Another lightning bolt split the sky above the gorge. In its ghostly flash she saw him plunging toward her, one arm outstretched in an effort to grasp her mount’s harness. Then thunder broke like the roar of cannon fire, and Lucifer lost his footing. Squalling and kicking, the mule went down and began to slide.

Anna screamed as she felt herself flying through the black rain, felt the twisting jerk as Malachi’s powerful hand caught her wrist, wrenching her upright. She slammed into the side of his mule and hung there, her breath coming in hard little sobs.

“We’ve got to get out of here!” Malachi was hauling her upward. Wild with terror she fought against the pull of his arm.

“Lucifer!” she gasped. “We’ve got to save him!”

“He’ll have to save himself! Get up here, damn you!” He was dragging her alongside the mule, almost twisting her arm out of its socket.
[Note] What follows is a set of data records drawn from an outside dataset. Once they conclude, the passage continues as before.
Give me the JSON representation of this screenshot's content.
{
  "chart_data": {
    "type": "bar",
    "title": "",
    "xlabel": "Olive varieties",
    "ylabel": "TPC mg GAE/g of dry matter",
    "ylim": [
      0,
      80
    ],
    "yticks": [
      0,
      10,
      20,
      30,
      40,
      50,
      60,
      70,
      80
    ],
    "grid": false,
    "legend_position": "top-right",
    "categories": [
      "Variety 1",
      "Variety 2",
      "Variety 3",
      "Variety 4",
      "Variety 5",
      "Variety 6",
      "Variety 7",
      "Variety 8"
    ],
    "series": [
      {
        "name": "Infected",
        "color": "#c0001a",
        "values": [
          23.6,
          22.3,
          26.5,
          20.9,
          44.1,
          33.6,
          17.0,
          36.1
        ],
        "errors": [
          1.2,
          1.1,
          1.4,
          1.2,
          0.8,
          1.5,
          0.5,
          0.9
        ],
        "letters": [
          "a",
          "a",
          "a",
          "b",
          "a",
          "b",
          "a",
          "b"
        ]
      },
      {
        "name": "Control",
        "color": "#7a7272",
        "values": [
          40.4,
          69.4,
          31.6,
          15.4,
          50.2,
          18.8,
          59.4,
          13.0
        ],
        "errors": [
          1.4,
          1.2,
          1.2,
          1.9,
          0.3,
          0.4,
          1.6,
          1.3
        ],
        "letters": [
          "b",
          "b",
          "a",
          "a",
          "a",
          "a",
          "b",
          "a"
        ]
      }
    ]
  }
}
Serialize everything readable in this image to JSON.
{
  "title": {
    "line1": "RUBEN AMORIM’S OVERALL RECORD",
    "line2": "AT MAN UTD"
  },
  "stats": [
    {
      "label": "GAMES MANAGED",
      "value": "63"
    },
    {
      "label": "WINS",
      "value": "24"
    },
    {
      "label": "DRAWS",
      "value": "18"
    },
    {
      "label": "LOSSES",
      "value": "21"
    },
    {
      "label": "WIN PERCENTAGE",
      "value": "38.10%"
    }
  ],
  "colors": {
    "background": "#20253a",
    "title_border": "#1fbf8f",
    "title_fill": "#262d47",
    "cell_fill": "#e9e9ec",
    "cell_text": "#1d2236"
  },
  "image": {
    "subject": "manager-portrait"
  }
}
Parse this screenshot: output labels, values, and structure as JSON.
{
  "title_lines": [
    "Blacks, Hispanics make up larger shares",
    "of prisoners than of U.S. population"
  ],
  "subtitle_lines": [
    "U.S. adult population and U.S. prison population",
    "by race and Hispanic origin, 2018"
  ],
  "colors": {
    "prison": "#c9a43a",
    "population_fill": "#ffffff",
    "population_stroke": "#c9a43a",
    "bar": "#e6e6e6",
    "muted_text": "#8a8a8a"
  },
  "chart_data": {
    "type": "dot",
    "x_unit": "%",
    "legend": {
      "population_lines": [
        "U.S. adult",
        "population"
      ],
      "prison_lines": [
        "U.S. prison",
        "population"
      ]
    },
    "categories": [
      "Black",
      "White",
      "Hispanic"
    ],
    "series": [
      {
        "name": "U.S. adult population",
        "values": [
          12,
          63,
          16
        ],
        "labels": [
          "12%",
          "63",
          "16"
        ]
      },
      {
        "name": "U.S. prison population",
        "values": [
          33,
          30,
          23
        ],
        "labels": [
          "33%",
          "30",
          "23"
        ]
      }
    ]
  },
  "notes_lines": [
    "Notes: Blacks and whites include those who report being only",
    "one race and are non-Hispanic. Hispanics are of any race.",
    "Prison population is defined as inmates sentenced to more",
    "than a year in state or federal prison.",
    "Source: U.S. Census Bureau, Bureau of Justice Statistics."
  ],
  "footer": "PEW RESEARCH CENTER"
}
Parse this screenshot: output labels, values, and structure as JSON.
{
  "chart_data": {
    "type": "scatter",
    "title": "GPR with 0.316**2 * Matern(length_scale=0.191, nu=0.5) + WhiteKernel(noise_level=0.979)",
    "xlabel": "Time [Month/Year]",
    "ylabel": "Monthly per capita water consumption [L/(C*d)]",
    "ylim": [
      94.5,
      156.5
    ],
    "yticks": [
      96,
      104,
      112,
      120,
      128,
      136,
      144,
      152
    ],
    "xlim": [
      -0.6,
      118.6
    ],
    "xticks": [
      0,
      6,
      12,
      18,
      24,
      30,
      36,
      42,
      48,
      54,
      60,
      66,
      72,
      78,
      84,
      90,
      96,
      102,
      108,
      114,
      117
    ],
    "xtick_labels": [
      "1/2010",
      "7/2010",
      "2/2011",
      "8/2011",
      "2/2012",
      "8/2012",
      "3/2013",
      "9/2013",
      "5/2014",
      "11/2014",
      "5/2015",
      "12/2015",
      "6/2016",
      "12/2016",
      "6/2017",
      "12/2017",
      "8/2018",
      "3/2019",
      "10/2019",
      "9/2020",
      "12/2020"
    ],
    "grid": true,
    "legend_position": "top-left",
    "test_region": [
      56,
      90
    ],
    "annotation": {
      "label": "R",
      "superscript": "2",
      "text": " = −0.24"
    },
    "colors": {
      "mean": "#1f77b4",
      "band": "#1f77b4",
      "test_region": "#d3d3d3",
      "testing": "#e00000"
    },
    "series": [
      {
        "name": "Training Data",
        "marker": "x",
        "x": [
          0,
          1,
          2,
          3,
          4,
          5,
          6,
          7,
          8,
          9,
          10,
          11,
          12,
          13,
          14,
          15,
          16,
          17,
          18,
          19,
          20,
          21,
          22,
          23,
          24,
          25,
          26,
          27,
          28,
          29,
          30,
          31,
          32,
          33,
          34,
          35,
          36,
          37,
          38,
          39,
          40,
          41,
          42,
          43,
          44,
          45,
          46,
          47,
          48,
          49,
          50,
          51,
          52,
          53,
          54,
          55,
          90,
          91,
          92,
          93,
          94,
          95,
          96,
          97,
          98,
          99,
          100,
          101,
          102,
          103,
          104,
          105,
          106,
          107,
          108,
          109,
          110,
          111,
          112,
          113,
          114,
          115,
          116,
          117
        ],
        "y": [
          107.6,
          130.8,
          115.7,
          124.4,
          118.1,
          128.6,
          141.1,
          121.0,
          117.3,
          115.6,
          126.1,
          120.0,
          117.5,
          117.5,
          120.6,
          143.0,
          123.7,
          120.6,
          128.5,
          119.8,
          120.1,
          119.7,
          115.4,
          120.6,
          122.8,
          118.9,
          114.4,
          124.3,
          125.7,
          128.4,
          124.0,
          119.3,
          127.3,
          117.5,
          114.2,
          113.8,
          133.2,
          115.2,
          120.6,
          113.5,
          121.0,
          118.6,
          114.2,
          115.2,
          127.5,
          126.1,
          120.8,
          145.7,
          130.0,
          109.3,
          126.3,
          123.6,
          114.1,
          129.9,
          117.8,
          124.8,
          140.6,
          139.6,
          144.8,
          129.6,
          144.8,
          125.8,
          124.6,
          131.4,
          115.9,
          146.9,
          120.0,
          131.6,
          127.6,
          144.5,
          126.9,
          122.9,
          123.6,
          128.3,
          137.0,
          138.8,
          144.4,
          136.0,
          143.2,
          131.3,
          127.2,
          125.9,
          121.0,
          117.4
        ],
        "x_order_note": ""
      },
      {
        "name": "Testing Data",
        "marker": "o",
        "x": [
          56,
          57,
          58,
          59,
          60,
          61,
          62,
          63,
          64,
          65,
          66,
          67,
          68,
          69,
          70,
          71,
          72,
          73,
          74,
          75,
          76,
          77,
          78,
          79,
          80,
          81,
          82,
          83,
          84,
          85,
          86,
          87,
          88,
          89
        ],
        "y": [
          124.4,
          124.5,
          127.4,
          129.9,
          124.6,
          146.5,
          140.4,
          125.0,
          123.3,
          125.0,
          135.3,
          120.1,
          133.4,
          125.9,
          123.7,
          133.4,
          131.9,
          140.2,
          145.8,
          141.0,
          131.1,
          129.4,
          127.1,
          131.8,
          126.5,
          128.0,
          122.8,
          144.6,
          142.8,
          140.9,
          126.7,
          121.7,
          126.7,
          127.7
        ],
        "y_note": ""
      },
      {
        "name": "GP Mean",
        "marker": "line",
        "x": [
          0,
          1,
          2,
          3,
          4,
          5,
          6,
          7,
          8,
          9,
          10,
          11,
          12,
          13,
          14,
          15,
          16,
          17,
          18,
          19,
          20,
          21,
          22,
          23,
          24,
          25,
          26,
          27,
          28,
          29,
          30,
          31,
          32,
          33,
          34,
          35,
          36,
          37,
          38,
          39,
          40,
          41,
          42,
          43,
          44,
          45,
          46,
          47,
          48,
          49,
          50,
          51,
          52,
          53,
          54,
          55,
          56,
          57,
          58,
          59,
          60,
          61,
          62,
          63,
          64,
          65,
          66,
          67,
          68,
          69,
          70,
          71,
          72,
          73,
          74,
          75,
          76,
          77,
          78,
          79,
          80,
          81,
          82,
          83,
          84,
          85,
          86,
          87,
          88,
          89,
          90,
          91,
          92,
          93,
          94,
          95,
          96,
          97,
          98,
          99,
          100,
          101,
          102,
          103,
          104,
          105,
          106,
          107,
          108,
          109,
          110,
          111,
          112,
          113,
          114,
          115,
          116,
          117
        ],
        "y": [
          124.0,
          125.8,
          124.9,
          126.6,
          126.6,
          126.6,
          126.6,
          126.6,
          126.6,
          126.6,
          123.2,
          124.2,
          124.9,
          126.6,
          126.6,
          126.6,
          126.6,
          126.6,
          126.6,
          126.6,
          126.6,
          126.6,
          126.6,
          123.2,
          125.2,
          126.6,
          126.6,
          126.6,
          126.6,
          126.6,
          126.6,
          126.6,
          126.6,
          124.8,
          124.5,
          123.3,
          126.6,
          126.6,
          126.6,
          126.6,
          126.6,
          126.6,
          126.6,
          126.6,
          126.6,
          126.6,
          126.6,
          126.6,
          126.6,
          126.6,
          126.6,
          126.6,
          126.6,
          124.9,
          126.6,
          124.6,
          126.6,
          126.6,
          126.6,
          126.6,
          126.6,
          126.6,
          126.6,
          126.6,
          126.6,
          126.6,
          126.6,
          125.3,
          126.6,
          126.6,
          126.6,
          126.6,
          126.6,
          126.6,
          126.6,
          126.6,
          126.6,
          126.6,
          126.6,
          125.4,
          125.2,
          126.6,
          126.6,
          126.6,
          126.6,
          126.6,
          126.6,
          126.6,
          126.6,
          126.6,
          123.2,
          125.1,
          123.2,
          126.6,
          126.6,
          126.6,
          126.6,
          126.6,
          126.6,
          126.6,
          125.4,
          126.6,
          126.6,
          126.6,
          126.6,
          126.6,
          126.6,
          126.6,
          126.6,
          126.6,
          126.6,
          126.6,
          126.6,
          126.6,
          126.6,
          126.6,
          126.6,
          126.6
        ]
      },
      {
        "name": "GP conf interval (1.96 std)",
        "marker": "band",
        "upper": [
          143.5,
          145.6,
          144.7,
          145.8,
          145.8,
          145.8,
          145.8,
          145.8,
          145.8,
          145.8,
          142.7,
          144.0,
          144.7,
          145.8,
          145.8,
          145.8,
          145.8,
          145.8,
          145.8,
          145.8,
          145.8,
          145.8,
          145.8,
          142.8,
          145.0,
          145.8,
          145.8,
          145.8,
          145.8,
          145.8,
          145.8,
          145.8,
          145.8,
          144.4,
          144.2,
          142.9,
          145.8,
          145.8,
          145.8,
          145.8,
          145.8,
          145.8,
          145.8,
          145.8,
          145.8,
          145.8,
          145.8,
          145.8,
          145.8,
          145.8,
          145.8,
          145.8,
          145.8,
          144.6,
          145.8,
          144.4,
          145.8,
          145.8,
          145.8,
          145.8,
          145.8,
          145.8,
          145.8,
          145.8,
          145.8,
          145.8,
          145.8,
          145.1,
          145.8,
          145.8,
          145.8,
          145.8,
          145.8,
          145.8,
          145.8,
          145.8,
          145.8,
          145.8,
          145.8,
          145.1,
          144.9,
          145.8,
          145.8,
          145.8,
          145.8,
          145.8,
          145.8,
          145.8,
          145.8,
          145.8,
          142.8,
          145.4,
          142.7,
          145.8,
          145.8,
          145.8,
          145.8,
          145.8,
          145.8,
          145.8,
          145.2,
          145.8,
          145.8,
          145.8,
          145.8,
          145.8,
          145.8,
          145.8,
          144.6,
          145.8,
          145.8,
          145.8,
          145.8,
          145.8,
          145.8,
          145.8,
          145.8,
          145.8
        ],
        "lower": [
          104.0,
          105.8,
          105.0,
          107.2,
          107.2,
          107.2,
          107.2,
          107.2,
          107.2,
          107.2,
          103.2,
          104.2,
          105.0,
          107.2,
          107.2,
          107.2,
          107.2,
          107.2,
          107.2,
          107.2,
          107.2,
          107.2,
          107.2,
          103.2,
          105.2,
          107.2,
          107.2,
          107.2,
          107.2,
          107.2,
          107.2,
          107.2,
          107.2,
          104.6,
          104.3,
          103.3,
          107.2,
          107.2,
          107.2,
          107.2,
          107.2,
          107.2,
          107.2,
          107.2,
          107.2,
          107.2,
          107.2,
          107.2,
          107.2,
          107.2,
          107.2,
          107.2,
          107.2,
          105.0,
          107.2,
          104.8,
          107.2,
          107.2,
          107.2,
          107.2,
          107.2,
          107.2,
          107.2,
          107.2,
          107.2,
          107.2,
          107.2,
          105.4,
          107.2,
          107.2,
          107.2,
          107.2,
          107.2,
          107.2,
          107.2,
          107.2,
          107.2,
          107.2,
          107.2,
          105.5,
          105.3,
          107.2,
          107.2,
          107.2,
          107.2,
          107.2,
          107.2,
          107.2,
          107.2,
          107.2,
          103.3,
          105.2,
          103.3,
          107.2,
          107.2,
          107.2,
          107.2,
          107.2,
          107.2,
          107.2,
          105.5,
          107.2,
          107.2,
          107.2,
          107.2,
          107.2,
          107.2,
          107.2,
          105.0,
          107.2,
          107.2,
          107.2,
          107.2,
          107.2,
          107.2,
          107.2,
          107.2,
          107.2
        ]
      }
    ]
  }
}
“Please—” she started to argue. Then she heard it—a roar of sound that rose out of the rain like a demon out of the sea, growing, building until it became the scream of the earth itself.

Landslide!

Malachi bent down and caught her waist, sweeping her off her feet as the mule shot forward. Anna used the harness to clamber up behind him, and they rocketed down the road, skidding around curves, dodging boulders and exploding through mud pits.

Too terrified to think, Anna pressed against Malachi’s back, her arms encircling his lean, muscular waist, her knees spoon-cupped against the backs of his thighs. From behind them she could hear the rush of water and the rumble of falling earth. She could hear it gaining on them, moving closer with every breath, every heartbeat.

Malachi’s body strained forward against her clasping hands. His muscles bunched and lengthened through the rain-soaked shirt as he lashed the mule’s flanks with a loose harness buckle. Startled by a crashing boulder, the mule skidded sideways, giving Anna a fleeting glimpse of a whitish rock outcrop that loomed perhaps a quarter mile down the road. It had to be the overhang Malachi had mentioned earlier. They had seconds to reach it.

Malachi cursed as the mule wheeled in sudden panic and stopped still, braying and rolling its eyes. “Give me your petticoat!” he shouted. “We’ve got to blindfold him or he won’t move!”

Clinging on with one hand, Anna tugged at the stubborn muslin. When it failed to come free, Malachi reached back, seized a fistful of cloth and yanked hard. The sodden fabric ripped, almost jerking her off the mule as it tore loose.

A fist-size chunk of sandstone bounced off Anna’s shoulder and skittered down the slope. Malachi had dismounted and flung the petticoat over the head of the screaming mule. They were moving forward now, at the leaden speed of a nightmare chase. She could hear his voice through the rain, urging the animal forward.